When Anthony Weiner bizarrely used a forum sponsored by the American Association of Retired People to deride Republican George McDonald as “grandpa,” it wasn’t the first time his anger got the best of him.

Though his legislative achievements as a congressman were thin, his anger was legendary — whether for heaving a staffer’s Blackberry against a wall, for a vitriolic exchange in the House that had him disciplined for inappropriate language or for his angry initial insistence that anyone who said he was sexting was a liar.

In this, Weiner has much in common with the other candidate whose sexual exploits keep our headline writers busy, Eliot Spitzer. As with Weiner, the candidate for comptroller has had many crude blowups that ought to give voters pause.

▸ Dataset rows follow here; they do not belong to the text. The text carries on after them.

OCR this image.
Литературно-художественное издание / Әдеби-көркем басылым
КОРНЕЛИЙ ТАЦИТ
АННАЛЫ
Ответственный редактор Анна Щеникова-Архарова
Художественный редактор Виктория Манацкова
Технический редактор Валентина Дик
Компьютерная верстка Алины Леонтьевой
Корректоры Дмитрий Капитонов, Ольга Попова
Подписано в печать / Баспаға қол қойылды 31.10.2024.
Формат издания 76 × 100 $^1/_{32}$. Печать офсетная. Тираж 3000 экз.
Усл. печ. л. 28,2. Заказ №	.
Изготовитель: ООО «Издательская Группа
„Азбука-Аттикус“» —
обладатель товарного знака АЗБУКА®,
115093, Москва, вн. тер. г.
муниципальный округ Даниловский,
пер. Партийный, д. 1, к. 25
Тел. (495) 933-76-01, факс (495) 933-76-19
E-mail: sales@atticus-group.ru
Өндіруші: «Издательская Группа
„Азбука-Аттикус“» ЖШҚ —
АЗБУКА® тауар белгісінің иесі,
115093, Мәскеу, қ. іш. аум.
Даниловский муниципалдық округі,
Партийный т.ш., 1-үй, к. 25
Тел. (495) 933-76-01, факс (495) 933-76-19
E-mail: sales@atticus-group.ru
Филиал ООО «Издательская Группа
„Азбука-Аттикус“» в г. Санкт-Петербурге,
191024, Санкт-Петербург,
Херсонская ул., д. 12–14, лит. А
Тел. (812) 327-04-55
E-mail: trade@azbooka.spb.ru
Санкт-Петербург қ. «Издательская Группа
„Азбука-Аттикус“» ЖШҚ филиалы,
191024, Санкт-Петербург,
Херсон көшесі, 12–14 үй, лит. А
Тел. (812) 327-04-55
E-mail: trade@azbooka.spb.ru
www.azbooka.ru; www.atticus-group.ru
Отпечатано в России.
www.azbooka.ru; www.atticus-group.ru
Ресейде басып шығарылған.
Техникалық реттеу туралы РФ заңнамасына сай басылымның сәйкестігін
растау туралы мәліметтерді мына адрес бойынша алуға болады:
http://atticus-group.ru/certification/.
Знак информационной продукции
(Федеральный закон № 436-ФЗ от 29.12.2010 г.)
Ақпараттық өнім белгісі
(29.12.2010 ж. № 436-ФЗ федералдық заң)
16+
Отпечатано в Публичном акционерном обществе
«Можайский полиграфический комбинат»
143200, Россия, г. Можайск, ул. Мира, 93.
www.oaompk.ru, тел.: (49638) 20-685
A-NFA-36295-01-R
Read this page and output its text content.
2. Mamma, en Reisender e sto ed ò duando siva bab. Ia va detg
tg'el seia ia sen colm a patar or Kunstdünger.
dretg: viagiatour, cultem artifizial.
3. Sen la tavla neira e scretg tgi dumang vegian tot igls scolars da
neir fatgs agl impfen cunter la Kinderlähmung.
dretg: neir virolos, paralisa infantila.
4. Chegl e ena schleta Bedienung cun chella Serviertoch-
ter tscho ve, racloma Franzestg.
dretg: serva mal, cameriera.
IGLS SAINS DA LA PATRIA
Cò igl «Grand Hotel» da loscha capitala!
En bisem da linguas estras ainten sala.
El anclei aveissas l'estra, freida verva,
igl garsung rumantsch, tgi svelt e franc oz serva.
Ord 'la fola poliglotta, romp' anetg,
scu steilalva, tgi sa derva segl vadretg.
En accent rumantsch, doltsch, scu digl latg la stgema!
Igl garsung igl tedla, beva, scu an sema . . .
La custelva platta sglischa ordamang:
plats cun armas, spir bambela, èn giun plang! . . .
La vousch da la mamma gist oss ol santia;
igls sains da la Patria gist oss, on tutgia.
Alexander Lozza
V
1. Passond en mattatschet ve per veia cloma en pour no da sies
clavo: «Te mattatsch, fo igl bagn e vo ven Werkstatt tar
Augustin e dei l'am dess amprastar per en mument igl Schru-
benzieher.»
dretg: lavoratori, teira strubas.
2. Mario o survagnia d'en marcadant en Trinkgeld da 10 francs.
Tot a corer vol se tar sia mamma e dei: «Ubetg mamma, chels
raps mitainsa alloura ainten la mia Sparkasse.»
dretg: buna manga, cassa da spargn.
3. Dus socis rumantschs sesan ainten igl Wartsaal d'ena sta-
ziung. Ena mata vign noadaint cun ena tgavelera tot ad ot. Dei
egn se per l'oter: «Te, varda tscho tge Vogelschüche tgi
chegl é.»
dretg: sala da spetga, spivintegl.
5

* Only weeks into his term as governor, Spitzer screamed at then-Assembly Minority Leader Jim Tedesco, “I’m a f—ing steamroller, and I will roll over you or anyone who gets in my way.”

* Speaking to an aide about leaking dirt derived from the illegal use of state troopers to track then-Senate Majority Leader Joe Bruno, Spitzer roared, “F— him. He’s a piece of s—, shove it up his a– with a red-hot poker.”

* As attorney general, Spitzer threatened former Ambassador John Whitehead for writing a letter to The Wall Street Journal that supported AIG’s Hank Greenberg, a Spitzer target.

“I will be coming after you,” Spitzer told Whitehead. “You will pay the price . . . You will wish you had never written that letter.”

In short, it’s not just their sexual scandals that make Weiner and Spitzer unsuitable for office. It’s their unhinged personalities.